Written by Nimisha GJ
on December 10, 2025

How Auto Scaling works in Kubernetes and how to do it

Overview

In this blog, we’ll learn how auto scaling (hpa) works in kubernetes and how to do it

Why ? What ? and How ?

First thing to understand is `WHY`

simple answer - when the traffic increases than normal, we need to make sure that all the requests are served, how to do it just increase the number of applications running,

In kubernetes this is done by Horizontal Pod AutoScaler

Understanding how HPA’s works

In simple terms, the hpa constantly asks metrics server what is the cpu/memory for a pod, if it is more than what we defined it adds more pods

What is this Metrics Server ?

It is a cluster level aggregator of resource usage data.
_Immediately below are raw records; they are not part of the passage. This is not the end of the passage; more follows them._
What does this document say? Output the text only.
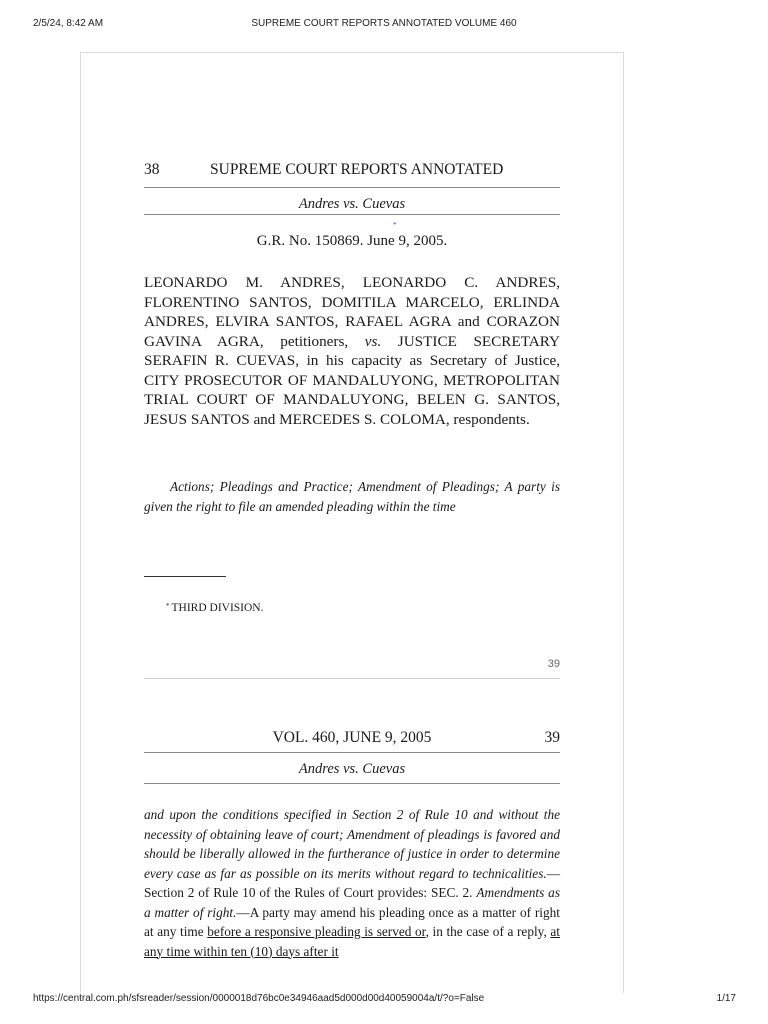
2/5/24, 8:42 AM	SUPREME COURT REPORTS ANNOTATED VOLUME 460
38	SUPREME COURT REPORTS ANNOTATED
Andres vs. Cuevas
*
G.R. No. 150869. June 9, 2005.
LEONARDO M. ANDRES, LEONARDO C. ANDRES, FLORENTINO SANTOS, DOMITILA MARCELO, ERLINDA ANDRES, ELVIRA SANTOS, RAFAEL AGRA and CORAZON GAVINA AGRA, petitioners, vs. JUSTICE SECRETARY SERAFIN R. CUEVAS, in his capacity as Secretary of Justice, CITY PROSECUTOR OF MANDALUYONG, METROPOLITAN TRIAL COURT OF MANDALUYONG, BELEN G. SANTOS, JESUS SANTOS and MERCEDES S. COLOMA, respondents.
Actions; Pleadings and Practice; Amendment of Pleadings; A party is given the right to file an amended pleading within the time
* THIRD DIVISION.
39
VOL. 460, JUNE 9, 2005	39
Andres vs. Cuevas
and upon the conditions specified in Section 2 of Rule 10 and without the necessity of obtaining leave of court; Amendment of pleadings is favored and should be liberally allowed in the furtherance of justice in order to determine every case as far as possible on its merits without regard to technicalities.—Section 2 of Rule 10 of the Rules of Court provides: SEC. 2. Amendments as a matter of right.—A party may amend his pleading once as a matter of right at any time before a responsive pleading is served or, in the case of a reply, at any time within ten (10) days after it
https://central.com.ph/sfsreader/session/0000018d76bc0e34946aad5d000d00d40059004a/t/?o=False	1/17
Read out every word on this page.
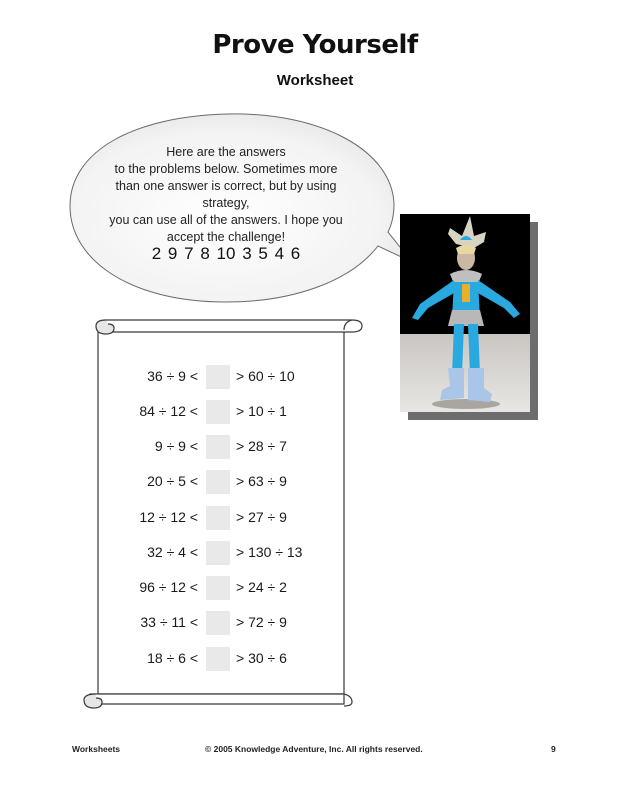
Prove Yourself
Worksheet
Here are the answers
to the problems below. Sometimes more
than one answer is correct, but by using strategy,
you can use all of the answers. I hope you
accept the challenge!
2 9 7 8 10 3 5 4 6
36 ÷ 9 <	> 60 ÷ 10
84 ÷ 12 <	> 10 ÷ 1
9 ÷ 9 <	> 28 ÷ 7
20 ÷ 5 <	> 63 ÷ 9
12 ÷ 12 <	> 27 ÷ 9
32 ÷ 4 <	> 130 ÷ 13
96 ÷ 12 <	> 24 ÷ 2
33 ÷ 11 <	> 72 ÷ 9
18 ÷ 6 <	> 30 ÷ 6
Worksheets	© 2005 Knowledge Adventure, Inc. All rights reserved.	9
This means that the metrics server gets the node / pod resource usage from kubelet and make these data available in a prometheus endpoint

Control Loop Flow

┌─────────────────────────────────────────────────────────────────┐
│                    HPA Control Loop (every 15s)                 │
└─────────────────────────────────────────────────────────────────┘
                              │
                              ▼
                 ┌────────────────────────┐
                 │ 1. Fetch HPA spec from │
                 │    kube-apiserver      │
                 └───────────┬────────────┘
                             │
                             ▼
                 ┌────────────────────────┐
                 │ 2. Query current       │
                 │    metrics from        │
                 │    Metrics API         │
                 └───────────┬────────────┘
                             │
                             ▼
                 ┌────────────────────────┐
                 │ 3. Calculate desired   │
                 │    replicas using      │
                 │    scaling algorithm   │
                 └───────────┬────────────┘
                             │
                             ▼
                 ┌────────────────────────┐
                 │ 4. Apply scaling       │
                 │    decision            │
                 │    (if needed)         │
                 └───────────┬────────────┘
                             │
                             ▼
                 ┌────────────────────────┐
                 │ 5. Update HPA status   │
                 │    (current replicas,  │
                 │     current metrics)   │
                 └────────────────────────┘

Scaling algorithm

desiredReplicas = ceil(currentReplicas × (currentMetricValue / targetMetricValue))

Example Calculation

Given:

Current replicas: 2
Target memory: 50%
Current memory: 80%

Calculation: desiredReplicas = ceil(2 × (80 / 50)) = ceil(2 × 1.6) = ceil(3.2) = 4

Result: Scale from 2 → 4 pods

When multiple metrics are defined, it will calculate for each metric and do max()

The Interesting part: How

HPA can scale Deployment, ReplicaSet, StatefulSet but not Pods because it has no replica field

Before we do this, make sure that metrics server is enabled

Just identify what needs to be scaled and use the below manifest for configuring it

apiVersion: autoscaling/v2
kind: HorizontalPodAutoscaler
metadata:
  name: otel-collector-hpa
  namespace: monitoring
spec:
  scaleTargetRef:
    apiVersion: apps/v1
    kind: Deployment
    name: otel-collector
  minReplicas: 2
  maxReplicas: 10
  metrics:
    - type: Resource
      resource:
        name: memory
        target:
          type: Utilization
          averageUtilization: 50

Here metadata.name is the hpa name, in the spec.scaleTargetRef we define what to target for scaling and then we define max, min replica counts and we define “On what bases it should be scaled”

That’s it just a simple config

Notes

HPA can use custom metrics emitted by a pod/application